2006-09-17
How to convert a time string in GMT to seconds since the epoch
Recently, I've run into a situation where I have an ASCII string representing a time, expressed in UTC/GMT, and I want to convert it to the standard Unix representation of seconds since the epoch. It turns out that there are some interesting issues involved (well, in my opinion).
Doing this for a time string in local time is a snap: time.strptime()
will convert the ASCII time string to Python's version of C's struct
tm, and then time.mktime() will turn it into seconds.
However, time.mktime() specifically always uses local
time for the conversion; there is no option to have
it use GMT. To use GMT, you need to use calendar.timegm()
instead.
(To the documentation's credit, there is a mention of this at the bottom of the time module, although it is somewhat obscure and easy to miss. (I did the first time around.))
timegm() is somewhat out of place in the calendar module; its
documentation even says that it's an 'unrelated but handy function'.
So why isn't it in the time module instead, where it logically
belongs? It's probably because the CPython interpreter makes it hard
to have a module that integrates C and Python code.
The timegm() function is a simple bit of Python. However, the time
module is pretty much a thin wrapper around the C library's time
functions, and so is written in C. A version of timegm() redone in C
would be annoyingly more complex, and the existing Python version cannot
easily be shoved into a C module.
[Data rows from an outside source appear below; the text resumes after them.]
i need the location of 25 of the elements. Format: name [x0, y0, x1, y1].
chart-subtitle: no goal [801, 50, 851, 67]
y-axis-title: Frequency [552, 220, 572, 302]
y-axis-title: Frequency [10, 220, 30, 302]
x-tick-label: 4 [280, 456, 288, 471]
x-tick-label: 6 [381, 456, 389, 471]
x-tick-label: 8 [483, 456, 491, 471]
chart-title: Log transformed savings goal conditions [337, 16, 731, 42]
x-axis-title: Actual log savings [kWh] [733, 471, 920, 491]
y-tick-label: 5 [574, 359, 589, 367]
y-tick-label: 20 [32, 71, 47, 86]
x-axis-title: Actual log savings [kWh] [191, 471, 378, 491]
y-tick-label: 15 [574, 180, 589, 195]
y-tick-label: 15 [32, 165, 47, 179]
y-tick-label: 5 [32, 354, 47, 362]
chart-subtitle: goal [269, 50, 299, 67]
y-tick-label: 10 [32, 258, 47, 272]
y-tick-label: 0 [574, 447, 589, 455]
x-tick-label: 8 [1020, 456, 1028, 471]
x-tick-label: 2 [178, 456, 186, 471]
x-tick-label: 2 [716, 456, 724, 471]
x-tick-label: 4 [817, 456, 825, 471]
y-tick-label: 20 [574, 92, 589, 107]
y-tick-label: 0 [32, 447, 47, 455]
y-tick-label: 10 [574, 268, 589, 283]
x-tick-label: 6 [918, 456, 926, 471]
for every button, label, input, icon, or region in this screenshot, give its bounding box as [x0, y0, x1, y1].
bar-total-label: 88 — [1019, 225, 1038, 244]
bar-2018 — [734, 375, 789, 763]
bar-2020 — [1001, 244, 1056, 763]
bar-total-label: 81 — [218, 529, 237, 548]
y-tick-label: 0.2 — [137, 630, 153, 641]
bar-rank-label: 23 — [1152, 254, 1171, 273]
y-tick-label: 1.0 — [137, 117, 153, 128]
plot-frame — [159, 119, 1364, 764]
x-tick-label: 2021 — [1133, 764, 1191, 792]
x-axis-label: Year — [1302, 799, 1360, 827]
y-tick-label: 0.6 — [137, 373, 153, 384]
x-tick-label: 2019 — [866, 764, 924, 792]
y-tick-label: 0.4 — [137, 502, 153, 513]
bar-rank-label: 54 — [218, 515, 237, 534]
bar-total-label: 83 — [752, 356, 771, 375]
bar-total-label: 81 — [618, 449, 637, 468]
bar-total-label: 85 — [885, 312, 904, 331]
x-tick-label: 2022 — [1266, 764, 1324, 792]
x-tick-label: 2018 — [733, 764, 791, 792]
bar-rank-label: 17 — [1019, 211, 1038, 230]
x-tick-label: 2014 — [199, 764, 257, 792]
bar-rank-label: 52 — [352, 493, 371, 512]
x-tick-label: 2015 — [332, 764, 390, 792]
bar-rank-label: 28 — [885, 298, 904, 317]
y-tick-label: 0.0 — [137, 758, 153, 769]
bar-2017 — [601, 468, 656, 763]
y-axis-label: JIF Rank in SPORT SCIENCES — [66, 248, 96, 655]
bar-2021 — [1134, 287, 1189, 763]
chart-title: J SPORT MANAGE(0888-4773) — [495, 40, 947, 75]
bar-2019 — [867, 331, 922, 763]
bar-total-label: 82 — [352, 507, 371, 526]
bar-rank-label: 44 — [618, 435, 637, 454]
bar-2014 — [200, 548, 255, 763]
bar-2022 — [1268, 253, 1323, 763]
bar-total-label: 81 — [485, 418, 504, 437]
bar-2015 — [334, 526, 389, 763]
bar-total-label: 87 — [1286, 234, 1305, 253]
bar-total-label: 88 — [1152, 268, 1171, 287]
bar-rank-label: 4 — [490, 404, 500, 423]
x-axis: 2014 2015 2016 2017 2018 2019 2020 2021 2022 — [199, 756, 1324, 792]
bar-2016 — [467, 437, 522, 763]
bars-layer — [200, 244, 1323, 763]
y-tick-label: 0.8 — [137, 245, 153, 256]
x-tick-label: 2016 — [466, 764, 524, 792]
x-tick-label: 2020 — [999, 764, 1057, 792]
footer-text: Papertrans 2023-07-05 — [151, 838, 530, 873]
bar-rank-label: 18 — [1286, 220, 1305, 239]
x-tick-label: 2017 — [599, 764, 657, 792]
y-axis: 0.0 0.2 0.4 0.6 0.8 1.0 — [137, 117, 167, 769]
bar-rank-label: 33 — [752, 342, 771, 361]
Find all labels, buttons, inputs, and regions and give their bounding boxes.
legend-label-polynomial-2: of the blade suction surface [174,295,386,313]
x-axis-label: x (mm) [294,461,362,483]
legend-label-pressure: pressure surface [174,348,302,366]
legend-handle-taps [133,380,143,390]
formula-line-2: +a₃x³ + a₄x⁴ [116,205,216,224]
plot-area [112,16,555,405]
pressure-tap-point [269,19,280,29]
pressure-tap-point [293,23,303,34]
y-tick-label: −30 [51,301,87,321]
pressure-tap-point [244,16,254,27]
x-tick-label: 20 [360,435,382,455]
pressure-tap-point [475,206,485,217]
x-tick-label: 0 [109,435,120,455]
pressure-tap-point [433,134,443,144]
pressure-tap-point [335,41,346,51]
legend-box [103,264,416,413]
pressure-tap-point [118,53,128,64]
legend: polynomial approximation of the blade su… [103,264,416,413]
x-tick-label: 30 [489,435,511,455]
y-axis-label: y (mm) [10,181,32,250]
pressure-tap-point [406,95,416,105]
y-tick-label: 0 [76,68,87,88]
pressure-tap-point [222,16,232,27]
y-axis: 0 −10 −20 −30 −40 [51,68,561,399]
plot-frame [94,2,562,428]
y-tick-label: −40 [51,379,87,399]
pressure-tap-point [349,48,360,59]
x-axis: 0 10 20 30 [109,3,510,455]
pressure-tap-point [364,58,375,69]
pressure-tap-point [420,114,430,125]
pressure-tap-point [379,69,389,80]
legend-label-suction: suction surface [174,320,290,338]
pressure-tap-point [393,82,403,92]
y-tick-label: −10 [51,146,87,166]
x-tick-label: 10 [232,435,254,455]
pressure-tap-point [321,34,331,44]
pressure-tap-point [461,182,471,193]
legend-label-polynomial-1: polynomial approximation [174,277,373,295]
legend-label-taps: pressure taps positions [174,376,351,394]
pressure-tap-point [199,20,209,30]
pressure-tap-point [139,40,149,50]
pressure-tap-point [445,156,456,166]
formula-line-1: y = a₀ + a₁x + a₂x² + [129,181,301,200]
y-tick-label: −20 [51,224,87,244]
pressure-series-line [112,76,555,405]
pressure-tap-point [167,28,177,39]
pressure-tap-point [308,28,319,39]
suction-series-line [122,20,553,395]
You can shim Python functions into
existing modules, but the trick is getting it to happen automatically
when people do 'import time' (without going the route of the socket
module, where the real socket module is actually something called
_socket).
(While it would also be out of place in a wrapper module, this isn't something programmers using the module should really have to care about. What's implemented by the C library and what's implemented in C by the Python runtime is an implementation detail.)
2006-09-11
Python's extra-clever help() function
I recently used 'help()' on one of my own internal modules, mostly as
a quick way to browse the entire function/class collection in one go.
Now, I'm kind of a slacker when it comes to using docstrings (for some
reason I prefer comments before the function), so I didn't expect to
see very much in the help() output.
Much to my surprise I saw things like:
hostFromEnv(env) # Extract the host from the # REQUEST_URI, if it is present.
The amount of introspective magic required to do this turns out to be pretty impressive; for extra points, it's pretty much all done in Python.
The help() function is a shim created in site.py
as an instance of a class. The function wraps pydoc.help(),
which winds up calling on inspect.getcomments()
for the heavy lifting. This works by finding and scanning the source
file itself, starting from the co_filename and co_firstlineno
attributes that the bytecode compiler glues on things.
(I should probably get over my reluctance to use docstrings, especially if I'm putting the exact same information in the comments. At the moment I like the visual look of comments better; docstrings make me feel that the documentation is quietly disappearing into the rest of the code.)
2006-09-07
Industrial strength Python
It's not uncommon to have people harsh on Python and similar languages as being 'scripting languages', not suitable for serious jobs because they're not fast enough or they use too much memory, or the like. I have to beg to differ, because I have a great counter-example.
We use a SMTP frontend daemon to check connections before we bother to start a real SMTP conversation. This program does our greylisting, our DNS blocklist checking, connection count limiting, and a number of other checks. And it's written in Python, for various reasons.
Last week it handled 1.4 million connections, with over 700,000 coming in one day. For those 24 hours, it was handling just over 8 connections a second. Yes, it used a bit of CPU time to do this (it seems to have averaged a bit under 0.06 CPU seconds per connection), but modern machines generally have a lot of CPU to spare.
Nor did it gobble memory to do this; at the end of the week, the process was using 20 megabytes of virtual memory, with an 11 megabyte resident set size. This is up from its starting size, which is around 8 megabytes with 5.5 megabytes of RSS, but the frontend is remembering the first and last connection times of most every IP address that ever talked to it; last week it was tracking almost 53,000 of them. A version of the frontend written in C (or maybe Java) would probably use less memory. But the Python version's memory usage is not over the top or excessive for a modern machine, and it's not leaking.
I won't claim that writing industrial strength Python like this is completely easy; you do have to pay attention to detail and watch out for various things, and I certainly got my hands dirty poking around down in the depths of Python's object management in the process of making sure that I was using as little memory as possible. But it's not hugely difficult, and a lot of it is common sense.
(And to a fair extent you're going to have to do this no matter what language you use; industrial strength programs require attention to details, period. Different languages just require you to pay attention to different bits.)